The study’s main goal was to investigate the relationship between climate change, water conflict, and human security (“Climate-Water-Security Nexus”) in Ghana’s Bawku Area. The specific goals were to:

1. Look into the water sources used by the residents of the study area.

2. Investigate residents’ adaptive and/or mitigation mechanisms in the face of hydro-climatic events.

3. Assess how water and climate-related hazards aggravate or mitigate conflict.

4. Investigate the social, economic, and political factors that aggravate or mitigate conflict.


This research is guided by the following questions:

1. What water sources do residents in the study area use?

2. What adaptive and/or mitigation mechanisms do residents use in the event of a hydro-climatic disaster?

3. How do water and climate-related hazards aggravate or alleviate conflict?

4. How do social, economic, and political factors aggravate or alleviate conflict?


It is critical to conduct such a study because, despite Ghana’s recognition that climate change is a threat to its progress, no specific mention of the phenomenon’s conflict potentials was made in the country’s National Climate Change Policy (NCCP) document (Ministry of Environment, Science and Technology [MEST], 2012).
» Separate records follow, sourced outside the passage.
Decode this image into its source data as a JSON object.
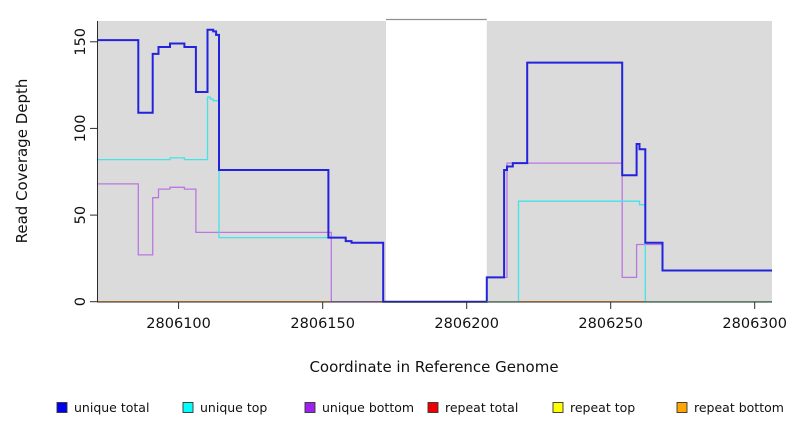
{
  "chart_data": {
    "type": "line",
    "subtype": "step",
    "title": "",
    "xlabel": "Coordinate in Reference Genome",
    "ylabel": "Read Coverage Depth",
    "x_domain": [
      2806072,
      2806306
    ],
    "y_domain": [
      0,
      162
    ],
    "x_ticks": [
      2806100,
      2806150,
      2806200,
      2806250,
      2806300
    ],
    "y_ticks": [
      0,
      50,
      100,
      150
    ],
    "grid": false,
    "plot_bg_color": "#dbdbdb",
    "axis_color": "#2b2b2b",
    "gap_band": {
      "x0": 2806172,
      "x1": 2806207,
      "color": "#ffffff",
      "cap_color": "#909090"
    },
    "zero_overlap_color": "#8fd98f",
    "zero_overlap_segments": [
      {
        "x0": 2806207,
        "x1": 2806218
      },
      {
        "x0": 2806262,
        "x1": 2806306
      }
    ],
    "series": [
      {
        "name": "repeat total",
        "slug": "repeat-total",
        "color": "#dd2222",
        "legend_color": "#ee0000",
        "width": 1.3,
        "points": [
          [
            2806072,
            0
          ]
        ]
      },
      {
        "name": "repeat top",
        "slug": "repeat-top",
        "color": "#e8e833",
        "legend_color": "#ffff00",
        "width": 1.3,
        "points": [
          [
            2806072,
            0
          ]
        ]
      },
      {
        "name": "repeat bottom",
        "slug": "repeat-bottom",
        "color": "#ff9d26",
        "legend_color": "#ffa500",
        "width": 1.3,
        "points": [
          [
            2806072,
            0
          ]
        ]
      },
      {
        "name": "unique bottom",
        "slug": "unique-bottom",
        "color": "#bb77e0",
        "legend_color": "#a020f0",
        "width": 1.3,
        "points": [
          [
            2806072,
            68
          ],
          [
            2806086,
            27
          ],
          [
            2806091,
            60
          ],
          [
            2806093,
            65
          ],
          [
            2806097,
            66
          ],
          [
            2806102,
            65
          ],
          [
            2806106,
            40
          ],
          [
            2806153,
            0
          ],
          [
            2806207,
            14
          ],
          [
            2806214,
            80
          ],
          [
            2806254,
            14
          ],
          [
            2806259,
            33
          ],
          [
            2806268,
            18
          ]
        ]
      },
      {
        "name": "unique top",
        "slug": "unique-top",
        "color": "#45e2e8",
        "legend_color": "#00ffff",
        "width": 1.3,
        "points": [
          [
            2806072,
            82
          ],
          [
            2806097,
            83
          ],
          [
            2806102,
            82
          ],
          [
            2806110,
            118
          ],
          [
            2806111,
            117
          ],
          [
            2806112,
            116
          ],
          [
            2806114,
            37
          ],
          [
            2806158,
            35
          ],
          [
            2806160,
            34
          ],
          [
            2806171,
            0
          ],
          [
            2806218,
            58
          ],
          [
            2806260,
            56
          ],
          [
            2806262,
            0
          ]
        ]
      },
      {
        "name": "unique total",
        "slug": "unique-total",
        "color": "#2323dd",
        "legend_color": "#0000ee",
        "width": 2,
        "points": [
          [
            2806072,
            151
          ],
          [
            2806086,
            109
          ],
          [
            2806091,
            143
          ],
          [
            2806093,
            147
          ],
          [
            2806097,
            149
          ],
          [
            2806102,
            147
          ],
          [
            2806106,
            121
          ],
          [
            2806110,
            157
          ],
          [
            2806112,
            156
          ],
          [
            2806113,
            154
          ],
          [
            2806114,
            76
          ],
          [
            2806152,
            37
          ],
          [
            2806158,
            35
          ],
          [
            2806160,
            34
          ],
          [
            2806171,
            0
          ],
          [
            2806207,
            14
          ],
          [
            2806213,
            76
          ],
          [
            2806214,
            78
          ],
          [
            2806216,
            80
          ],
          [
            2806221,
            138
          ],
          [
            2806254,
            73
          ],
          [
            2806259,
            91
          ],
          [
            2806260,
            88
          ],
          [
            2806262,
            34
          ],
          [
            2806268,
            18
          ]
        ]
      }
    ],
    "legend": [
      {
        "label": "unique total",
        "slug": "unique-total",
        "color": "#0000ee"
      },
      {
        "label": "unique top",
        "slug": "unique-top",
        "color": "#00ffff"
      },
      {
        "label": "unique bottom",
        "slug": "unique-bottom",
        "color": "#a020f0"
      },
      {
        "label": "repeat total",
        "slug": "repeat-total",
        "color": "#ee0000"
      },
      {
        "label": "repeat top",
        "slug": "repeat-top",
        "color": "#ffff00"
      },
      {
        "label": "repeat bottom",
        "slug": "repeat-bottom",
        "color": "#ffa500"
      }
    ]
  }
}
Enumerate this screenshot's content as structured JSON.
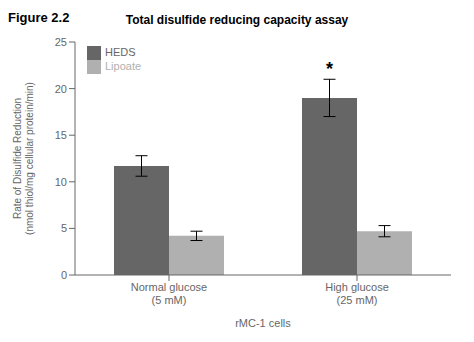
{
  "chart_data": {
    "type": "bar",
    "title": "Total disulfide reducing capacity assay",
    "xlabel": "rMC-1 cells",
    "ylabel": "Rate of Disulfide Reduction\n(nmol thiol/mg cellular protein/min)",
    "categories": [
      "Normal glucose\n(5 mM)",
      "High glucose\n(25 mM)"
    ],
    "series": [
      {
        "name": "HEDS",
        "color": "#666666",
        "values": [
          11.7,
          19.0
        ],
        "errors": [
          1.1,
          2.0
        ]
      },
      {
        "name": "Lipoate",
        "color": "#b0b0b0",
        "values": [
          4.2,
          4.7
        ],
        "errors": [
          0.5,
          0.6
        ]
      }
    ],
    "ylim": [
      0,
      25
    ],
    "yticks": [
      0,
      5,
      10,
      15,
      20,
      25
    ],
    "grid": false,
    "legend": "upper left",
    "annotations": [
      {
        "text": "Figure 2.2"
      },
      {
        "text": "*",
        "category": "High glucose\n(25 mM)",
        "series": "HEDS",
        "y": 21.5
      }
    ]
  }
}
Despite the fact that the NCCP’s primary concern is social development, all of the policy’s systemic pillars, including governance and coordination; capacity building; science, technology, and innovation; finance; international cooperation; information, communication, and education; monitoring and reporting (MEST), failed to make any explicit effort to discuss potential conflict issues associated with cl. As a result, this study will provide policy guidance to policymakers and other stakeholders in the creation or updating of future policies. Existing climate change policies should be expanded to address conflict-related issues. Recognizing this truth will help to avoid future conflicts and instead ensure corporation in any area of the country where water resources are plentiful.


This study will only look at climate change, water conflict, and human security in Ghana’s Bawku region.


The primary limitation of this study was the language barrier between the researcher and the study participants, particularly those from the selected areas.


1. CLIMATE CHANGE: A change in the state of the climate that can be detected (for example, using statistical tests) by changes in the mean and/or variability of its characteristics and that lasts for a long time, often decades or longer.

2. WATER CONFLICT: This refers to any situation in which water becomes the cause of a variety of unpleasant interactions, such as minor verbal disagreements and icy interstate relations.

as hostile military activities or declarations of war.

3 HUMAN SECURITY: The ability of individuals and communities to manage stresses to their needs, rights, and values.